Pushing a File to the ADLS
We need to use the PUT blob request from the Azure Blob Service REST API as this API allows us to put a ‘blob’ (file) with contents into our ADLS:
PUT https://myaccount.blob.core.windows.net/mycontainer/myblob
myaccount is the name of your ADLS storage account. If you don’t know what this name is, you can use the toolkit app to retrieve it.
mycontainer is the name of the container you want to put the file into. As we’ve seen in the result of the previous request, we can use ‘dlsaimmscontainer’, ‘fs-9fa41300-eb70-468f-ae4d-61fcdc115124’ or ‘test’.
myblob refers to the file that is going to be pushed onto the ADLS. In our case this file is called ‘Location Definition.parquet’ and added as a binary object to the body of the request in Postman.
Taking these arguments into consideration, the URI will look like:
PUT https://dlsaimms.blob.core.windows.net/test/Location%20Definition.parquet
Important to note here is that a required header needs to be added to this request:
x-ms-blob-type: <BlockBlob ¦ PageBlob ¦ AppendBlob>
In our case, we will choose the value ‘BlockBlob’ as we are adding a new file.
Of course we will also need to add our SAS token for authentication, consisting of the following values for the parameters:
sv = 2022-11-02 (signed storage service version)
ss = bf (we want to access blob and file system)
srt = o (we are putting an Object so need access to an object-level API)
sp = rwc (we’ll need Read, Write and Create permissions for this request)
se is the end date of the SAS token, formatted as yyyy-mm-ddThh:mm:ssZ in UTC time (where, in our example, %3A is the HTML-friendly replacement of ‘:’).
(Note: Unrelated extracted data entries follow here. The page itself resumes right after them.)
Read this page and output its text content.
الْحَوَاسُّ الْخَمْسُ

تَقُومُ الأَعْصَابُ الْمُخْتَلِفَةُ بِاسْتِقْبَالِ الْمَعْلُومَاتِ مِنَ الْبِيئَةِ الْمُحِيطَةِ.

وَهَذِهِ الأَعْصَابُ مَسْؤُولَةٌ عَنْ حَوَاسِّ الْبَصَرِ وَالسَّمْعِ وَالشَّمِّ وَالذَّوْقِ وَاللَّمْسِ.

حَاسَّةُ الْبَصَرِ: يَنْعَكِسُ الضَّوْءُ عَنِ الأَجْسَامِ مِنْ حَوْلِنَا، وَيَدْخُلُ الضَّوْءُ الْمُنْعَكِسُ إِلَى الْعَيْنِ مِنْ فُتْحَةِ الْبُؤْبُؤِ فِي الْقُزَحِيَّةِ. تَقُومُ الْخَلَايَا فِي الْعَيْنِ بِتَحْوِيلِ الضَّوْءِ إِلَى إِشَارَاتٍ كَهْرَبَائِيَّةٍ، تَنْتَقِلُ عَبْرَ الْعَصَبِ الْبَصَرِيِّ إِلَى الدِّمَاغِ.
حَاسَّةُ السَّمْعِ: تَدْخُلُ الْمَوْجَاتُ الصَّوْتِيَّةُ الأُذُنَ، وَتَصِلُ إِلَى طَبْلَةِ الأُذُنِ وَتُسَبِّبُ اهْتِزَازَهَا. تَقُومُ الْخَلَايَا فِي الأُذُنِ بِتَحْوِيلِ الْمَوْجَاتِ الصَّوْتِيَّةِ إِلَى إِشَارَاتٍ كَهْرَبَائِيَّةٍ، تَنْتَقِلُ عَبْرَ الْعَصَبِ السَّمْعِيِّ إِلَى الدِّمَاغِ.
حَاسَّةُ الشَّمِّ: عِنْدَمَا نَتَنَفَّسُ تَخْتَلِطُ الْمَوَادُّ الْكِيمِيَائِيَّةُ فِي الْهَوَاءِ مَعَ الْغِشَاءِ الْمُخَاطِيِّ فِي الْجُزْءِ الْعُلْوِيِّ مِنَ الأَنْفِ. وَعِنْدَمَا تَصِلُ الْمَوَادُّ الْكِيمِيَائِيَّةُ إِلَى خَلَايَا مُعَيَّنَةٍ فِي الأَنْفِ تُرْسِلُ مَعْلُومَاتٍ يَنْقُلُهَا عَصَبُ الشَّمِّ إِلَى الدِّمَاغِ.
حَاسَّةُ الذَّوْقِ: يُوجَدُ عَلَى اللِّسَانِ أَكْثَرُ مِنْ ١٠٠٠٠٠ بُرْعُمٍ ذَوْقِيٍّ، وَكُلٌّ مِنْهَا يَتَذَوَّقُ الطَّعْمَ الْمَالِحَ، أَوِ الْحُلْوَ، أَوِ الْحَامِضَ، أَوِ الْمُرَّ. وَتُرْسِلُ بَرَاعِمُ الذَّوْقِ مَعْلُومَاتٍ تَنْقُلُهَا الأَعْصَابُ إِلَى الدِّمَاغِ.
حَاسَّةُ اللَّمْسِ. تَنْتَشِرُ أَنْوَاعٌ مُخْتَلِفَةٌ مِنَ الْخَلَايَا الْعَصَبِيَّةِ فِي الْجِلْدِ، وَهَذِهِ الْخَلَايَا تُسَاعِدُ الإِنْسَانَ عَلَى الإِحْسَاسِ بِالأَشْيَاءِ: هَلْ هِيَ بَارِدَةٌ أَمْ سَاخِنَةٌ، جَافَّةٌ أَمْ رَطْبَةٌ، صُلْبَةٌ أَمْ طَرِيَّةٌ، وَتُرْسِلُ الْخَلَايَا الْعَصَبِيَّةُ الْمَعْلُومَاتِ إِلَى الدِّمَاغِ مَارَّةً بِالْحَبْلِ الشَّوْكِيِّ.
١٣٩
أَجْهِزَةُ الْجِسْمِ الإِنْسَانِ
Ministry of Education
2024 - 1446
In DEX the function
dex::client::az::ExpiryDateFromNow
was introduced to ease the construction of this argumentspr = optional, but added here to specify we are making a https request
sig = the string-to-sign is a unique string that’s constructed from the abovementioned fields that must be verified to authorize the request. The signature is a hash-based message authentication code (HMAC) that’s computed over the string-to-sign and storage access key by using the SHA256 algorithm, and then encoded by using Base64 encoding. There are tools available for this, but we highly recommend using our ADLS toolkit to create a SAS token
Making our eventual request:
PUT https://dlsaimms.blob.core.windows.net/test/Location%20Definition.parquet?sv=2022-11-02&ss=bf&srt=o&sp=rwc&se=2023-08-15T12%3A08%3A29Z&spr=https&sig=[signature]
Some screenshots from Postman:
If the request succeeded you will get a 201 Created response, meaning the file is now stored in the ‘test’-container on the ADLS. From here it can be accessed from within an AIMMS application for further usage.